The second is industrial applications focused on a single input media. I’m looking at things like computer vision for monitoring or QA control within agricultural or factory production contexts.
The third category relates to AI powered tooling and environments for creators and artists, a re-envisioning of things like photoshop or animation software. The winners will be employing ODML to offload inference cost to user machines and protect proprietary information.
For industrial, defense, and field systems that operate in bandwidth-constrained or adversarial environments, what makes ODML such a good fit? Any concrete examples you'd like to point to?
ODML enables real-time analysis and reactiveness on physical signals in the field. Autonomy and reliability of end points is critical here, especially within an adversarial context. The most robust field systems will be blending ODML on end points with centralized compute for high level monitoring, controlling and sophisticated decision making.

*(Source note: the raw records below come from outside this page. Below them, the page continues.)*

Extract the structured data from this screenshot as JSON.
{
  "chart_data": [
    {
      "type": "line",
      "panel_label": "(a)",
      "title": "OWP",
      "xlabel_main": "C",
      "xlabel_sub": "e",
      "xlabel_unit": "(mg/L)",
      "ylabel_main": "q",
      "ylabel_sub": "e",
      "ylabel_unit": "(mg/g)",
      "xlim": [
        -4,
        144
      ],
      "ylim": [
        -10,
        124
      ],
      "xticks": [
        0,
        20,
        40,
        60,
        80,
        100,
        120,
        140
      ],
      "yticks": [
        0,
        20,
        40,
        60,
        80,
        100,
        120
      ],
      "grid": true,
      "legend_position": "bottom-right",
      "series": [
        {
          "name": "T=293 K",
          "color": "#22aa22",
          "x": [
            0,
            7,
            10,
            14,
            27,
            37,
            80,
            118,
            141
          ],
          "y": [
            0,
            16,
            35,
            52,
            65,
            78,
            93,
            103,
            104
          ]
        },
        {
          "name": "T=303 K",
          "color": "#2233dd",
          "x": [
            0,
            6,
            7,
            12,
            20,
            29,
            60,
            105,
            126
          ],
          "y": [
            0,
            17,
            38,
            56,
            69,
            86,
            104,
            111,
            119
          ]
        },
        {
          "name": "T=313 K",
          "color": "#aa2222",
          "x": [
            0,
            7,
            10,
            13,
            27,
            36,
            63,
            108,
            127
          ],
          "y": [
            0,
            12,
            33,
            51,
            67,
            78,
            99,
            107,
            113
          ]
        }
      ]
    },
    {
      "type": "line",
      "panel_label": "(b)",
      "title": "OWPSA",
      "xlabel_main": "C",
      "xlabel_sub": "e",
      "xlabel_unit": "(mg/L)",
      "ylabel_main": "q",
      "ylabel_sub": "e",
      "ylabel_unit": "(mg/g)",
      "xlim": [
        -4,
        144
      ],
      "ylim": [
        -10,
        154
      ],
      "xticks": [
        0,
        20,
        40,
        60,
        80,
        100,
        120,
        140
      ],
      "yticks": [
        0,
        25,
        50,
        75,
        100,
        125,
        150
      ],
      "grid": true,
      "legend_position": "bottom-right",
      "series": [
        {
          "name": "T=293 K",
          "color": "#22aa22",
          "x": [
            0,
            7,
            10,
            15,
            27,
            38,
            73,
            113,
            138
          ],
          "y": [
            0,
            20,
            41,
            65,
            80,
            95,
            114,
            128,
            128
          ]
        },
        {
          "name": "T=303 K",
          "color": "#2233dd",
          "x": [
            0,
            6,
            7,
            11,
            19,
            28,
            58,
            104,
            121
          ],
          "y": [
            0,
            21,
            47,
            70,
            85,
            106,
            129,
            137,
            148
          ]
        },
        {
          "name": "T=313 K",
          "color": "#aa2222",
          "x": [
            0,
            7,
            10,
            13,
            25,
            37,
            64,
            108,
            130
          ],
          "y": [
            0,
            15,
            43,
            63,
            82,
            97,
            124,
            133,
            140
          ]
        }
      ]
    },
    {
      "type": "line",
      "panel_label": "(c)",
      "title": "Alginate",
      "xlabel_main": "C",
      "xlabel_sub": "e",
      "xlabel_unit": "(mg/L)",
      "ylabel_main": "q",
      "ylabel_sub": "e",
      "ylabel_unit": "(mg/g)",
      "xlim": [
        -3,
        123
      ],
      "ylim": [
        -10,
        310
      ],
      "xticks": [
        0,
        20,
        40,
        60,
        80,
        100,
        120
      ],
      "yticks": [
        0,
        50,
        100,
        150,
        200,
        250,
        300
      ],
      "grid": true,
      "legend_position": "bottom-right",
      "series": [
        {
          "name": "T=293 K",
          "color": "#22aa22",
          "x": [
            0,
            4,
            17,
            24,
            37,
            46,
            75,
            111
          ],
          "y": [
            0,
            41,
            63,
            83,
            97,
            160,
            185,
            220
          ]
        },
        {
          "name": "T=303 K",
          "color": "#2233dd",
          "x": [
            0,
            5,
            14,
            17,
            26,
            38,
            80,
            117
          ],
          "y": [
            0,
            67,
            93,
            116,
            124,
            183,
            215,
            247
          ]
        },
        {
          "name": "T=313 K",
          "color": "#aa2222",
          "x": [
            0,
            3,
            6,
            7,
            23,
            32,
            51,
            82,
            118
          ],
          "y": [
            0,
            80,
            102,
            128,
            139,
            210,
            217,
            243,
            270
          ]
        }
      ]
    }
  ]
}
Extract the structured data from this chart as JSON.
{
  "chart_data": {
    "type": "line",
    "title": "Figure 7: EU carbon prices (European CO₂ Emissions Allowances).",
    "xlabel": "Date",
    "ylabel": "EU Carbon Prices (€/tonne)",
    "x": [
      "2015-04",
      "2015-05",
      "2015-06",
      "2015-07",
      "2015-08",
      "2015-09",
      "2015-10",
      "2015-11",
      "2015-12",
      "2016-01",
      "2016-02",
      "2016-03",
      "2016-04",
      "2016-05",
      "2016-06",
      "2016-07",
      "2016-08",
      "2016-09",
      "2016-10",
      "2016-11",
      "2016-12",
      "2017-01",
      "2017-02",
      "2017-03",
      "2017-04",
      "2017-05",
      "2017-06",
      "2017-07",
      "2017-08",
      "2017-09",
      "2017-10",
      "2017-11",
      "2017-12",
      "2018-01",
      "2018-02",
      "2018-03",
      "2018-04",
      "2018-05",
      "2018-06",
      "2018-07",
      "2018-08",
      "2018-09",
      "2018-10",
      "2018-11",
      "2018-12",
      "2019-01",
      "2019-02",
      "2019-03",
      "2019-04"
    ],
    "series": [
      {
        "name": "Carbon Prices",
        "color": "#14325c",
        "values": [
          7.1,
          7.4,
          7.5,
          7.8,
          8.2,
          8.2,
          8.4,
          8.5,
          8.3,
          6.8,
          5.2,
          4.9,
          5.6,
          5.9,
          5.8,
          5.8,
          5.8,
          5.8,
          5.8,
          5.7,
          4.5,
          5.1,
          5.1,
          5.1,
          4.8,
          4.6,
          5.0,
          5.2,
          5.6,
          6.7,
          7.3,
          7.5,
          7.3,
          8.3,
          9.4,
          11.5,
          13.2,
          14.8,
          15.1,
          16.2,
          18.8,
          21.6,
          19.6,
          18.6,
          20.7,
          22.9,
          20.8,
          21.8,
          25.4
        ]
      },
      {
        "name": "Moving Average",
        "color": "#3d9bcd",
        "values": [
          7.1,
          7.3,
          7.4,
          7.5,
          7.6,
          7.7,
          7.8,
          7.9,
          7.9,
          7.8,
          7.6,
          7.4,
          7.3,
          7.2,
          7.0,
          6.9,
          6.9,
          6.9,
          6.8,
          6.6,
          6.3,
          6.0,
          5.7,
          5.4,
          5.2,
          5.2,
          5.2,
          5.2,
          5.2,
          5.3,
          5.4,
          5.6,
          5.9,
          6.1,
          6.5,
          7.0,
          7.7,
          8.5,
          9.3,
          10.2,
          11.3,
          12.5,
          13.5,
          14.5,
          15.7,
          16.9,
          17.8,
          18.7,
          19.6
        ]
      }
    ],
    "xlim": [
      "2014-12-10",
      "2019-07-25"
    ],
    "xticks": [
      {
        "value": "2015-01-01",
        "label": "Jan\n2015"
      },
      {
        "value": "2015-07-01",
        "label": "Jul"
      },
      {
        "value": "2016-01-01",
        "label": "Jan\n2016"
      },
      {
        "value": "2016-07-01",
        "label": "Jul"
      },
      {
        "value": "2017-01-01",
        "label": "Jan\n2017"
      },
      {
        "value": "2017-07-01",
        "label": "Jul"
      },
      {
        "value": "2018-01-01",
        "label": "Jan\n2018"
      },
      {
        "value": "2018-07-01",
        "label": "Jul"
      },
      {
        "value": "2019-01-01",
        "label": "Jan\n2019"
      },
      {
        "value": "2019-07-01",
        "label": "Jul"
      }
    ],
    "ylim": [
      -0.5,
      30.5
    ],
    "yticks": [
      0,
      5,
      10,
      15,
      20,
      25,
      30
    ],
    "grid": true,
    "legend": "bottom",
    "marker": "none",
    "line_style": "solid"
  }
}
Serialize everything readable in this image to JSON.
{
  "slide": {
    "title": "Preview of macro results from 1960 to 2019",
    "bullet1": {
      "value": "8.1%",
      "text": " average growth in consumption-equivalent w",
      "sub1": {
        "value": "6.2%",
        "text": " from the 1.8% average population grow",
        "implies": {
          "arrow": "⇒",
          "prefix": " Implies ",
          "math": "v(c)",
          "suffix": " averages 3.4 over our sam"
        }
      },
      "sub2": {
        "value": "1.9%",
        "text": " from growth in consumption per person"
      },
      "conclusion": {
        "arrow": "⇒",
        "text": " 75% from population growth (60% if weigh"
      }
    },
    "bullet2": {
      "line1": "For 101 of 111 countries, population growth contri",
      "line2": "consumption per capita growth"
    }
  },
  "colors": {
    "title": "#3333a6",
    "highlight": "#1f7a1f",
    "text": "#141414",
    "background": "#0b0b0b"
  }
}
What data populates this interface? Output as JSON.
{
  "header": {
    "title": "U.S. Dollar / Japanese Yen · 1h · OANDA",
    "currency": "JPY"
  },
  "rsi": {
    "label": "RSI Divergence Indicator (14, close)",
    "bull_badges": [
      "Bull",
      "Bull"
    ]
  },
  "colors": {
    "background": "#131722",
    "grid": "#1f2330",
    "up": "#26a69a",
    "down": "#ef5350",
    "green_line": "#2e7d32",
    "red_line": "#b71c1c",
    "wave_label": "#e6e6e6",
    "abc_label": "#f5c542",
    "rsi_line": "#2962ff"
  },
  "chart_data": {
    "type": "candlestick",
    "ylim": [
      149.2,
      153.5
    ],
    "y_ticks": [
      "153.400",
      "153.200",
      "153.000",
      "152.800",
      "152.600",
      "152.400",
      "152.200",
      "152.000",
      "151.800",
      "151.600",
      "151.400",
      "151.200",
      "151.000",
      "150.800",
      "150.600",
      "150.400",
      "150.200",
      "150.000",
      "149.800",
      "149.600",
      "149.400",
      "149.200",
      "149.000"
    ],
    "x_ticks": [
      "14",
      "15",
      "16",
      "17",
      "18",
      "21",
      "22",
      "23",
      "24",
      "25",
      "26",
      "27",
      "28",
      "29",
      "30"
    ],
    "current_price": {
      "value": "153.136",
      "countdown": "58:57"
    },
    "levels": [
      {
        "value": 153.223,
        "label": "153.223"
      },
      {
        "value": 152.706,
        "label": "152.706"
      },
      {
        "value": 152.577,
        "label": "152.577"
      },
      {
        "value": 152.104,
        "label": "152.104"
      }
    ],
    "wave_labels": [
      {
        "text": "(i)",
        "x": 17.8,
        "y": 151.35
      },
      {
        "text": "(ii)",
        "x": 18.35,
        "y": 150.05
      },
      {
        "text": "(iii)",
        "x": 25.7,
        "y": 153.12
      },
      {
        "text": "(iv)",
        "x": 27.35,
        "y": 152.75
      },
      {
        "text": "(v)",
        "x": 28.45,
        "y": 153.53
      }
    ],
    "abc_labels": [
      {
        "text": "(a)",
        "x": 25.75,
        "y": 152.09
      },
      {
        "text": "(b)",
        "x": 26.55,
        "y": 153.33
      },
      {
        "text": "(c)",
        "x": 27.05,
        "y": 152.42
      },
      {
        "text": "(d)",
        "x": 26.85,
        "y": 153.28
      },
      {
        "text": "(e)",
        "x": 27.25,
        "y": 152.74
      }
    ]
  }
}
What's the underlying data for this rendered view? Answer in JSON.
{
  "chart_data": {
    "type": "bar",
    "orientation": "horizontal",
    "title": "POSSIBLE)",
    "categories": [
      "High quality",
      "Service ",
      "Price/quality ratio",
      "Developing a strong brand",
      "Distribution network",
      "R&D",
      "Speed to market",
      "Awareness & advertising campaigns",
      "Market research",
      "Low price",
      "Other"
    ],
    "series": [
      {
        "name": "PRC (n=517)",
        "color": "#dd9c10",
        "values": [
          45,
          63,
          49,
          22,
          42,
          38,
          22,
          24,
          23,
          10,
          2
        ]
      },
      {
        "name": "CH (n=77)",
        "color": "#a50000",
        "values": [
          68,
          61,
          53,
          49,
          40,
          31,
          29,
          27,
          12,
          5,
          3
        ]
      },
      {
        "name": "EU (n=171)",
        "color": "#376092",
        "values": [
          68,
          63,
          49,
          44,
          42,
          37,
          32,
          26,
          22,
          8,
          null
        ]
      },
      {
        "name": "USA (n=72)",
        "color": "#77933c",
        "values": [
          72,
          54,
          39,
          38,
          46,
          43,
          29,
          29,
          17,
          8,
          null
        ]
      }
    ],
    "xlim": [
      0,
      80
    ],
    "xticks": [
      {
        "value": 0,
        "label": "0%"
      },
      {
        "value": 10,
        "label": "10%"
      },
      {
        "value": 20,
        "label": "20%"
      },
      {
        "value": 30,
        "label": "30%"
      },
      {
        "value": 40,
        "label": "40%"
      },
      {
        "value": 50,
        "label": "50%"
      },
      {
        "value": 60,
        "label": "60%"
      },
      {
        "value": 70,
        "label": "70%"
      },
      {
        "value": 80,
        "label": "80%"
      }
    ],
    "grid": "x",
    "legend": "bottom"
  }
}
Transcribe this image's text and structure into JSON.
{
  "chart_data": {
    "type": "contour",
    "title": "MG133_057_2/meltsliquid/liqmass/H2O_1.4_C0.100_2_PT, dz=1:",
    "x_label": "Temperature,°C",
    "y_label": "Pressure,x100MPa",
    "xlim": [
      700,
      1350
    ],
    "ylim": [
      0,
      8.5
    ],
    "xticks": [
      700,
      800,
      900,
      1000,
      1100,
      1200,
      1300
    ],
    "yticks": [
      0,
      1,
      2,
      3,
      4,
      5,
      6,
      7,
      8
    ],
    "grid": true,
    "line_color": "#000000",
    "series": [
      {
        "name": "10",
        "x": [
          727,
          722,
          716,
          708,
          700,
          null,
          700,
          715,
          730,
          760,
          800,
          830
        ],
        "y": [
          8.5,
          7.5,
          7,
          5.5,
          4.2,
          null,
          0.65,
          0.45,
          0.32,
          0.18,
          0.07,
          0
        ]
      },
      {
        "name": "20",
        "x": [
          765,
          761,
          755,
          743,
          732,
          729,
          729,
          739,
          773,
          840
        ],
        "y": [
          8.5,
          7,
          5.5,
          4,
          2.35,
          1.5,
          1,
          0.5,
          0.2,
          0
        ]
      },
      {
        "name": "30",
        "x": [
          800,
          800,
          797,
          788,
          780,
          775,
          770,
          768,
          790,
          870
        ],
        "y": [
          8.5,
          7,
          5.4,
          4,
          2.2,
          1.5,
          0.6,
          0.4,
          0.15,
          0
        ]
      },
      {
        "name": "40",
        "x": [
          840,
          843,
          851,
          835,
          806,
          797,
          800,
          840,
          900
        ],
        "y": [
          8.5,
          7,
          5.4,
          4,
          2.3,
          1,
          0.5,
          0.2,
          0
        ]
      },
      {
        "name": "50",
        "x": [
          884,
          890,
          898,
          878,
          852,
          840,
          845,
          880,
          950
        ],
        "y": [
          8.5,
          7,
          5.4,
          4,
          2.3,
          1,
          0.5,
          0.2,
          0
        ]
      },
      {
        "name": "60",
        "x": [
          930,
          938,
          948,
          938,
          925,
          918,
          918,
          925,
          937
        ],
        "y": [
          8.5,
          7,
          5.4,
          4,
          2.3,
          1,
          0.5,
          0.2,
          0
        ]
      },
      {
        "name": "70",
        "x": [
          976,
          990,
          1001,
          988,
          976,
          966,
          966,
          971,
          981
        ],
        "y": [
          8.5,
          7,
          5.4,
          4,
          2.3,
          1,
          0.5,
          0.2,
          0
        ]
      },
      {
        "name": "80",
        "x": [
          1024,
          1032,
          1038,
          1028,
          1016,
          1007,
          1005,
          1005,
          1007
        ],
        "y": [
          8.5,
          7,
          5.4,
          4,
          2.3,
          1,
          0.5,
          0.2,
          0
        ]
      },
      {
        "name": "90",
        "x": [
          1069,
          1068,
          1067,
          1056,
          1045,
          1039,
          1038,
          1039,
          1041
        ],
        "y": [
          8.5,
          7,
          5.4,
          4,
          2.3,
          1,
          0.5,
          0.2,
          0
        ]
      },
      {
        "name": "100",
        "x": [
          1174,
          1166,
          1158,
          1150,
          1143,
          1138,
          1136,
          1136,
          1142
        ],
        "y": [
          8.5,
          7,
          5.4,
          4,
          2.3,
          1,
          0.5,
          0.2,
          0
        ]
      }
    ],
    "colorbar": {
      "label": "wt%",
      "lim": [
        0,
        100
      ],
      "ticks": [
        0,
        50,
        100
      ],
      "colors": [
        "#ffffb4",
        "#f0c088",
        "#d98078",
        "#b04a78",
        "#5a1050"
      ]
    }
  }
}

Anduril’s LatticeAI is the canonical example of this approach in practice. Their stack can deploy smaller ML models (like image recognition) directly on the end devices which alert and inform a centralized monitoring service.
What do strong ODML founders look like? How are they different from teams building typical cloud or SaaS products?
On the engineering side, strong ODML founders will be more comfortable with lower level, platform specific considerations that affect how their stack performs in the hands of the user. They will have a holistic view of development, thinking deeply on efficiency and deployment.
On the product side, strong ODML founders will have an intimate understanding of their users’ needs and experience, and how the underlying technology can benefit them. They also will have a connection or interest in a specific domain or vertical where ODML can be applied naturally, like health or agriculture.
What are the most common technical traps you see early ODML teams fall into when they try to go from demo to deployed system?
The most common technical trap I see, at least in the mobile space, is underestimating the fragmentation of devices and systems and the complexity of scaling across it. It is easy to build a demo considering only a single operating system and device, later to realize the approach might not scale to as much of the market as anticipated.
How should teams think about the tradeoff between model quality and real-world constraints like latency, power, and memory on their target devices?
Always think product-first, and holistically, model quality being just one piece of the puzzle. Depending on the experience being tailored, a sacrifice in quality can create an overall better product, if it leads to snappier response times, or even the oft-ignored app download/install time.
If you had to give founders a simple rule of thumb, how should they decide whether a use case really needs to be on-device versus just living in the cloud?
The answer just comes down to the user experience. Running inference on the edge can unlock a suite of experiences regarding personalization, real-time interaction and privacy. If these features give their product a fundamental competitive advantage, they should go all in.